The ALBATROSS partners of the University of Liege (Belgium) have developed two different simulation models to simulate and anticipate both demographic and urbanisation trends for the coming decades and their interplay with climate change.

Sub-Saharan Africa faces major urbanisation challenges as a result of the fast urban growth it is experiencing, the fastest in the world nowadays. This urbanisation, often spontaneous and informal, places considerable pressure on infrastructure and limits the capacity of public actors to anticipate future challenges, which renders African cities particularly vulnerable to floods, droughts, and other climate-related hazards.

With the aim of serving as a tool to shape policy recommendations tailored to local, national, and regional governance structures, the ALBATROSS team has developed two models, which are complementary to each other, to ensure demographic trends and urbanisation dynamics are effectively integrated into climate adaptation strategies at both local and national levels.

The urbanisation model (cellular automata-based simulation) was developed for two ALBATROSS urban hubs: Kumasi (Ghana) and Dar es Salaam (Tanzania). This modelling approach facilitates an understanding of spatial dynamics and helps anticipate future challenges by identifying high-risk areas for urban development. Authorities can then implement proactive measures, including sustainable solutions such as nature-based solutions.

The model’s findings indicate that, despite the persistence of observed urban trajectories (Figure 1), greenbelts provide a practical and scalable tool for mitigating uncontrolled peripheral expansion and preserving strategically designated spaces. They enable the modulation of future urbanisation patterns at the regional scale, particularly in contexts where demographic transition coincides with weak or underdeveloped planning frameworks.

Figure 1: Land use evolution in Kumasi (Ghana) in 2030, 2040, 2050 (BAU scenario) – Anasua Chakraborty, Nicolas Greiner (2026). University of Liège.

The effectiveness of greenbelts remains conditional and warrants further research.

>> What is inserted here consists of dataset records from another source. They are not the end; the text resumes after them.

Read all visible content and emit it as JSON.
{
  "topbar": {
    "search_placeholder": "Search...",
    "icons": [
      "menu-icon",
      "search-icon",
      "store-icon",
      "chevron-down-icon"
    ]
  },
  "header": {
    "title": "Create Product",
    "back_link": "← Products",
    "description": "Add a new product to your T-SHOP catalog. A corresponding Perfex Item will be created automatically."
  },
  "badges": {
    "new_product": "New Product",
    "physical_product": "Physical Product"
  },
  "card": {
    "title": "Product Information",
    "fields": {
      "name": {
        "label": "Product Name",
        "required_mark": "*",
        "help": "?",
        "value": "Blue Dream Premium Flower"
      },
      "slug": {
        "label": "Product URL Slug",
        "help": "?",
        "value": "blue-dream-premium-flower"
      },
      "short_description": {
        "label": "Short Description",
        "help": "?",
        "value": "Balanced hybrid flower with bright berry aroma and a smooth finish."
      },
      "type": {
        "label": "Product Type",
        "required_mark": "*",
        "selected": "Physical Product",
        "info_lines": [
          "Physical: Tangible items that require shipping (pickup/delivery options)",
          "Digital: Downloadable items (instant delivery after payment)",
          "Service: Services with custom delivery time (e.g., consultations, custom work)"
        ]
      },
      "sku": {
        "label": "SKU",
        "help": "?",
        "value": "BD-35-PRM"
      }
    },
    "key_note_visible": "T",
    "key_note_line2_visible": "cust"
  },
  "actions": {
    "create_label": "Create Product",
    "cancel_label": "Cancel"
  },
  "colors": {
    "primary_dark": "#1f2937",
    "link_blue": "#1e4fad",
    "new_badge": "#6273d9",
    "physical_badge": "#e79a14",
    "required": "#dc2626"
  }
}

For instance, a deeper understanding of the drivers of urban sprawl, particularly in light of the emergence of a motorised middle class commuting to central areas for work, might demonstrate that urban sprawl in sub-Saharan Africa is not solely a poverty-driven process (Andreasen et al., 2017). Another factor that warrants further analysis is the challenge of institutional fragmentation, which is exacerbated by the polycentricity of major African cities (Ankrah et al., 2026; Kanai & Schindler, 2019). This fragmentation could constitute a significant barrier to the implementation of nature-based solutions in African metropolitan areas, which, despite their great diversity, are characterised by a complex interweaving of numerous actors (Schlimmer, 2022).

This urban modelling was complemented by the other model, which offers demographic projections at the district level for all five countries involved in the project. These projections are generated under three UN fertility scenarios (low, middle, and high) and are presented at the national scale (Figure 2). This model allows for a reassessment of urban evolution in each hub through the lens of demographic and socio-economic dynamics operating at broader scales. As a projection model, it helps anticipate macro-trends and predict medium-term demographic growth. It has thus made it possible to identify an urban pattern characterised by relative demographic decline in the central districts of metropolitan areas, coupled with sustained growth in peripheral districts, sometimes located far from the core.

Figure 2: Projected average annual growth rate by district (2020-2050). Medium fertility scenario (Ghana) – Nicolas Greiner (2026). University of Liège.

The models developed are the result of ten months of research and are now capable of projecting urbanisation and demographic growth up to the year 2050. Their development required extensive data collection, including satellite and demographic data, as well as the creation of specific protocols in a context marked by a scarcity of public data. The authors acknowledge that limited data availability introduced certain limitations. The researchers, however, stated that these models have valuable potential, particularly forestimating population and urbanisation at fine scales in contexts of high demographic growth. This makes them applicable to public policy decision-making, especially in cases ofinadequate urban planning framework

Finally, these findings enable us to reassess climate-related migration in the light of the structural trends of demographic and urban transition. Urban growth is largely driven by current but powerful demographic dynamics. Climate change, therefore, appears to be an additional factor that is likely to reshape, intensify and complicate these ongoing growth dynamics.